Redacción (Jueves, 19-09-2019, Gaudium Press) En la frontera con el estado de San Pablo, rodeado de verdes montes, se localiza el municipio minero de Claraval. Para quien, pasando por la carretera, avista por primera vez el aglomerado de casas simples habitadas por poco más de 4.500 almas, es difícil imaginar que la pequeña ciudad pueda proporcionar al visitante una sorpresa como aquella con la cual nos deparamos: un monasterio cisterciense, con su imponente iglesia neogótica.
Se trata de un convento de erección relativamente reciente: en 1969 veintitrés jóvenes iniciaron la vida comunitaria en el recién construido edificio, cuyos orígenes se remontan a dos décadas atrás, cuando cuatro monjes cistercienses provenientes de Italia llegaron a la región.
¿Qué habrán pensado ellos al contemplar el bello panorama, típicamente brasileño, donde pastajes salpicados de palmeras disputaban espacio con amplios cafetales? ¿Podrían imaginar aquellos religiosos europeos lo que habría de nacer en ese ambiente medio paulista y medio minero, en el cual se funden en una afectuosa amalgama Fe y cultura, tradición y futuro?
No lo sabemos. Algo, sin embargo, los llevó a instalarse allí y dar inicio a la construcción de un imponente monasterio. Para los pilares, hicieron tallar y transportar enormes bloques de piedra, algunos pesando tres toneladas, sin contar con ayuda de maquinaria apropiada. Los habitantes de la región fabricaron ladrillos y confeccionaron los elementos decorativos. De ese esfuerzo resultó el magnífico templo, de armonía y belleza
sorprendentes.
Mantener vivo el espíritu de la fundación
Amanecía cuando llegamos a Claraval. El sol nacía por atrás de las risueñas montañas de la Sierra de la Canastra mientras la campana de la abadía anunciaba la hora de la Santa Misa conventual, franqueada a todos cuantos de ella quisieran participar.
Al ingresar al sagrado recinto y ver los monjes sentados en el coro, recogidos en silenciosa oración, nuestra imaginación retrocedió al año 1098, cuando Roberto de Champagne fundó el primer monasterio cisterciense, deseoso de dar un paso adelante en el ideal de vida monástica propuesto por San Benito.
En efecto, ¿qué son 900 años cuando se busca mantener vivo el espíritu de la fundación? Ora et labora es el lema de la familia benedictina. La oración y el trabajo son las dos columnas en las cuales se basó la vida de los primeros discípulos del santo de Nursia y son también las que sustentan los cinco monasterios cistercienses masculinos y los tres femeninos que existen actualmente en Brasil.
Una forma sabia y eficaz de organizar la vida temporal
La historia medieval está cuajada de momentos donde a la sombra de una abadía benedictina florece toda una región. No es cosa de extrañar, pues de la mano de un auténtico religioso emana no solo el alimento espiritual, sino también una forma de organizar la vida temporal de acuerdo con criterios sabios y eficaces.
Algo semejante ocurrió al ser fundado en Claraval el Monasterio de Nuestra Señora del Divino Espíritu Santo. Se debe a la iniciativa de los monjes el primer hospital del municipio. Fueron ellos también quienes consiguieron llevar hasta allá la red eléctrica. Y hasta hoy habitantes de la región encuentran trabajo en los cafetales plantados por la comunidad, en la elaboración de dulces y licores artesanales, o en la panadería del convento.
¡Y qué delicia son los panes hechos por esos monjes! Bien pudimos comprobarlo, tomando el desayuno y almorzando con ellos, invitados por el Prior, según el espíritu de fraternal acogida peculiar de la Orden Cisterciense.

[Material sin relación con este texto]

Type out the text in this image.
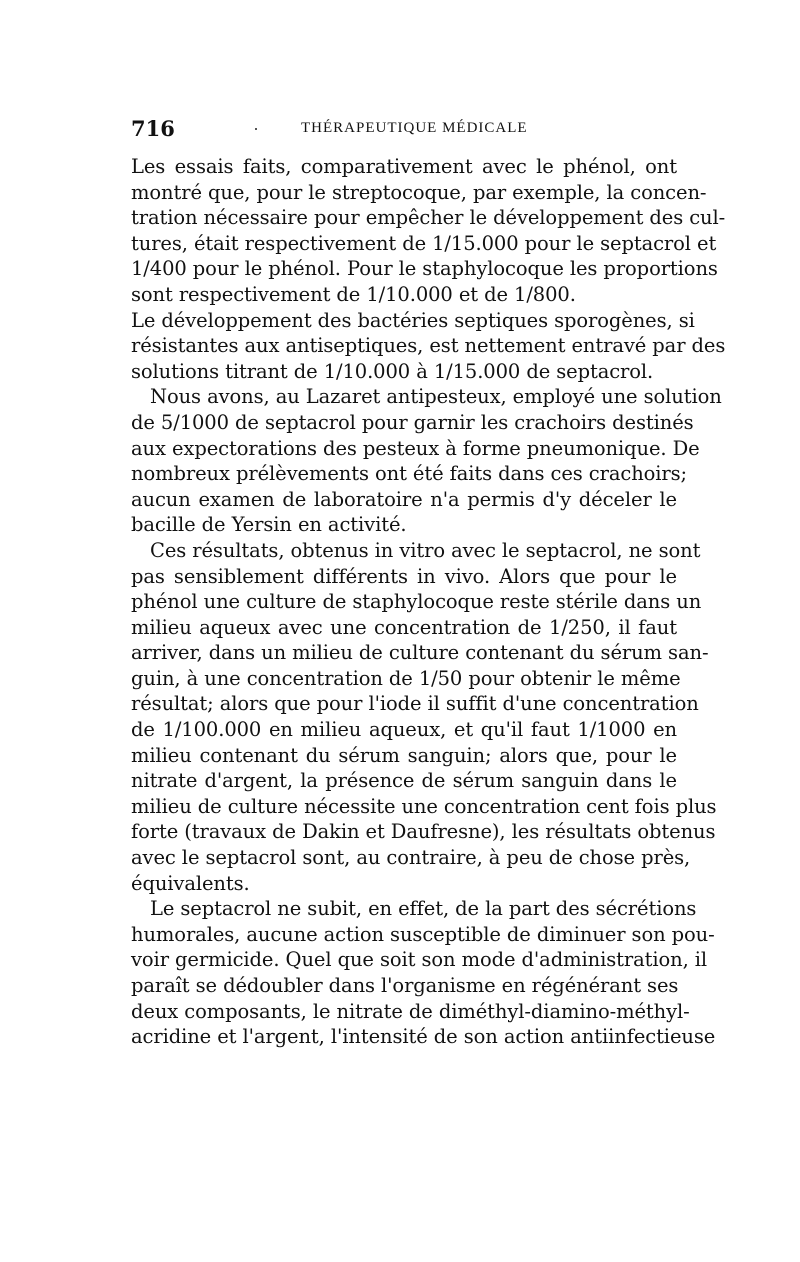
716	THÉRAPEUTIQUE MÉDICALE
Les essais faits, comparativement avec le phénol, ont
montré que, pour le streptocoque, par exemple, la concen-
tration nécessaire pour empêcher le développement des cul-
tures, était respectivement de 1/15.000 pour le septacrol et
1/400 pour le phénol. Pour le staphylocoque les proportions
sont respectivement de 1/10.000 et de 1/800.
Le développement des bactéries septiques sporogènes, si
résistantes aux antiseptiques, est nettement entravé par des
solutions titrant de 1/10.000 à 1/15.000 de septacrol.
Nous avons, au Lazaret antipesteux, employé une solution
de 5/1000 de septacrol pour garnir les crachoirs destinés
aux expectorations des pesteux à forme pneumonique. De
nombreux prélèvements ont été faits dans ces crachoirs;
aucun examen de laboratoire n'a permis d'y déceler le
bacille de Yersin en activité.
Ces résultats, obtenus in vitro avec le septacrol, ne sont
pas sensiblement différents in vivo. Alors que pour le
phénol une culture de staphylocoque reste stérile dans un
milieu aqueux avec une concentration de 1/250, il faut
arriver, dans un milieu de culture contenant du sérum san-
guin, à une concentration de 1/50 pour obtenir le même
résultat; alors que pour l'iode il suffit d'une concentration
de 1/100.000 en milieu aqueux, et qu'il faut 1/1000 en
milieu contenant du sérum sanguin; alors que, pour le
nitrate d'argent, la présence de sérum sanguin dans le
milieu de culture nécessite une concentration cent fois plus
forte (travaux de Dakin et Daufresne), les résultats obtenus
avec le septacrol sont, au contraire, à peu de chose près,
équivalents.
Le septacrol ne subit, en effet, de la part des sécrétions
humorales, aucune action susceptible de diminuer son pou-
voir germicide. Quel que soit son mode d'administration, il
paraît se dédoubler dans l'organisme en régénérant ses
deux composants, le nitrate de diméthyl-diamino-méthyl-
acridine et l'argent, l'intensité de son action antiinfectieuse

Como los dos arcos de una ojiva
Vale la pena, lector, detenerse por algunos momentos en las fotografías estampadas en estas páginas, contemplando la nobleza y la simplicidad que caracterizan la arquitectura del monasterio.

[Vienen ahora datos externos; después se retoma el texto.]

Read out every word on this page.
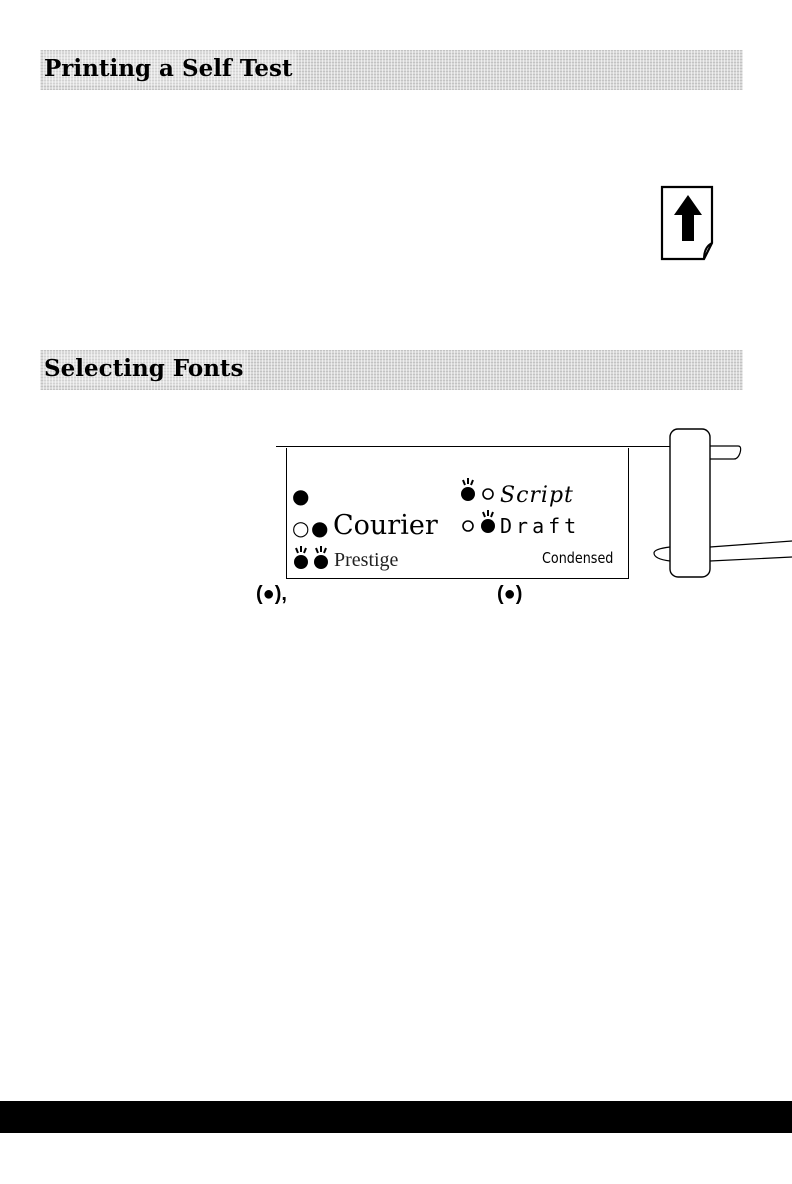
Printing a Self Test
Selecting Fonts
●
○ ● Courier
Prestige
Script
Draft
Condensed
(●),	(●)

Aunque construido en pleno siglo XX, las columnas, las ventanas y los elementos decorativos del monasterio ostentan las características del gótico primigenio. Más todavía, buscan participar de una misma esencia arquitectónica y transmitir un mismo espíritu. En Claraval, como en los edificios cistercienses de la Edad Media, pobreza y grandeza se funden como los dos arcos de una ojiva, apuntando para el cielo.

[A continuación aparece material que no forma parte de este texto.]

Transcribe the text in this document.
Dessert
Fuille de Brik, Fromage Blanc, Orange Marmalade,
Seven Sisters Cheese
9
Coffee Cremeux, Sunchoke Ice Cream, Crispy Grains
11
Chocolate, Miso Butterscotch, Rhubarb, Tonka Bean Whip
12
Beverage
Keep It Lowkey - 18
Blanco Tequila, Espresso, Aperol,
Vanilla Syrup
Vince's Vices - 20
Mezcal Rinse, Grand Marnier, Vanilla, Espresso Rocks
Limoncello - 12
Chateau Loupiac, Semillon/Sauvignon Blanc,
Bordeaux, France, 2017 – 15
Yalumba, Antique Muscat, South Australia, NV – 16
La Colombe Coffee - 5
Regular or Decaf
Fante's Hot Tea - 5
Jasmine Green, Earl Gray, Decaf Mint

Bajo la saludable influencia de ese ambiente, y con los ecos del cántico del Oficio Divino todavía resonando en nuestros corazones, no pudimos evitar una singular sensación: quien visita Claraval y allí se deja arrebatar por el carisma de la Orden del Císter, se tiene la impresión de que atrás de cada columna hay un monje rezando, y atrás de cada monje está su fundador.